Implement Queue using Stack Data Structure

Queues are a fundamental data structure that follow the First-In-First-Out (FIFO) principle. This principle is exactly opposite of Last-In-First-Out (LIFO) principle on which Stack data structure is based on. While queues can be implemented directly using an array or a linked list, they can also be constructed using two stacks.

Implementing a queue with stacks involves maintaining two stacks, where one stack is used to store the elements, while the other stack is used to reverse the order of the elements. Reversing the order of elements in the stack makes sure that among all the elements present in the stack, the most oldest or first element added to the stack will always stay on top of the stack. Similarly the next oldest element is the next topmost element in the stack and so on. The recently added element should be at the bottom of the stack. This ensures that the first element added will be the first element to be popped out, similar to how the Queue behaves.

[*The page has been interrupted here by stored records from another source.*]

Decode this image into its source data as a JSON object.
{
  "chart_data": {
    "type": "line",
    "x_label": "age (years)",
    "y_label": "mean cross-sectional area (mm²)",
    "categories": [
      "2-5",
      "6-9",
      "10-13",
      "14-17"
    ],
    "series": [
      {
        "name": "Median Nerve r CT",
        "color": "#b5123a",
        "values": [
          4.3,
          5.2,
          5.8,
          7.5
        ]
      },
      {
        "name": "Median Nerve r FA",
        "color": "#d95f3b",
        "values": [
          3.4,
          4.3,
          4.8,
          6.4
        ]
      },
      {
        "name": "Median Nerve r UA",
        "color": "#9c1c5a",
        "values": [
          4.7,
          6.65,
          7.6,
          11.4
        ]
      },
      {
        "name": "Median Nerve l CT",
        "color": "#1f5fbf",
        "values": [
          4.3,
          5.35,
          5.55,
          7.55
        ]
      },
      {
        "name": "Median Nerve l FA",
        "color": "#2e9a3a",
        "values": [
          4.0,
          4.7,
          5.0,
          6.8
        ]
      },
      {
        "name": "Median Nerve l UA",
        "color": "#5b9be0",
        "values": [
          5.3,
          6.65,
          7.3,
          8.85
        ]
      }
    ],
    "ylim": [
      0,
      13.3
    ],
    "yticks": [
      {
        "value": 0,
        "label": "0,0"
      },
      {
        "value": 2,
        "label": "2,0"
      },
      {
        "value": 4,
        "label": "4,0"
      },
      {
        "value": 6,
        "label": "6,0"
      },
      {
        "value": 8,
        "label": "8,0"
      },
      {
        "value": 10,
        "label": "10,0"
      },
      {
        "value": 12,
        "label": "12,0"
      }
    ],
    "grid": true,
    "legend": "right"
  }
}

Below is a basic program which demonstrates implementing a queue data structure using two stack objects:


class Queue:
  def __init__(self):
    # Initialize two empty stacks to implement the queue
    self.stack1 = []
    self.stack2 = []

  def enqueue(self, item):
    """
    Adds an item to the tail end of the Queue.
    """
    # Move all elements from stack1 to stack2
    while self.stack1:
      self.stack2.append(self.stack1.pop())

    # Push the new item to stack1
    self.stack1.append(item)

    # Move all elements back from stack2 to stack1
    while self.stack2:
      self.stack1.append(self.stack2.pop())

  def dequeue(self):
    """
    Removes and returns the front item from the Queue.
    """
    if not self.stack1:
      raise IndexError("Queue is empty")
    return self.stack1.pop()

  def peek(self):
    """
    Returns the front item from the Queue without removing it.
    """
    if not self.stack1:
      raise IndexError("Queue is empty")
    # Return the top most element in Stack without popping
    return self.stack1[-1]

  def is_empty(self):
    """
    Returns True if the stack is empty, False otherwise.
    """
    return not self.stack1

# Let's now test the Queue implementation
queue = Queue()
queue.enqueue(1)
queue.enqueue(2)
queue.enqueue(3)
print("Dequeuing front element: ", queue.dequeue())  # Output: 1
print("Peeking front element: ", queue.peek())  # Output: 2
print("Dequeuing front element: ", queue.dequeue())  # Output: 2
print("Is Queue empty?: ", queue.is_empty())  # Output: False, since item 3 is still in queue

Here’s how the implementation works:

  1. The Queue class has two stacks: stack1 and stack2.
  2. In the enqueue operation:
    • We ensure that the topmost element in the stack is always the first element added to the Queue among all the elements present.
    • And bottom most element in the stack should the mostly recently added element.
    • In order to achieve this, we perform the below steps:
      • Move all elements from stack1 to stack2.
      • Push the new item to stack1.
      • Move all elements back from stack2 to stack1.
      • The time complexity is O(N), where N is the number of elements in the queue.
  3. The dequeue operation:
    • Checks if the stack1 is empty. If it is, it raises an error indicating that the queue is empty.
    • Otherwise, it pops the top element from stack1, which is the first element added to the queue.
    • The time complexity of the dequeue operation is O(1).
  4. The peek operation:
    • Checks if the stack1 is empty. If it is, it raises an error indicating that the queue is empty.
    • Otherwise, it returns the top element of stack1, which is the first element added to the queue.
    • The time complexity of the peek operation is O(1).
  5. The is_empty operation:
    • Returns True if stack1 is empty, indicating that the queue is empty.
    • The time complexity of the is_empty operation is O(1).

This implementation ensures that the enqueue operation takes O(N) time, while the dequeue, peek, and is_empty operations take O(1) time. There are other variations of implementations as well with different time complexities. This implementation is simpler to understand among all as the core logic of reversing the order of elements in the stack is done only in one operation enqueue.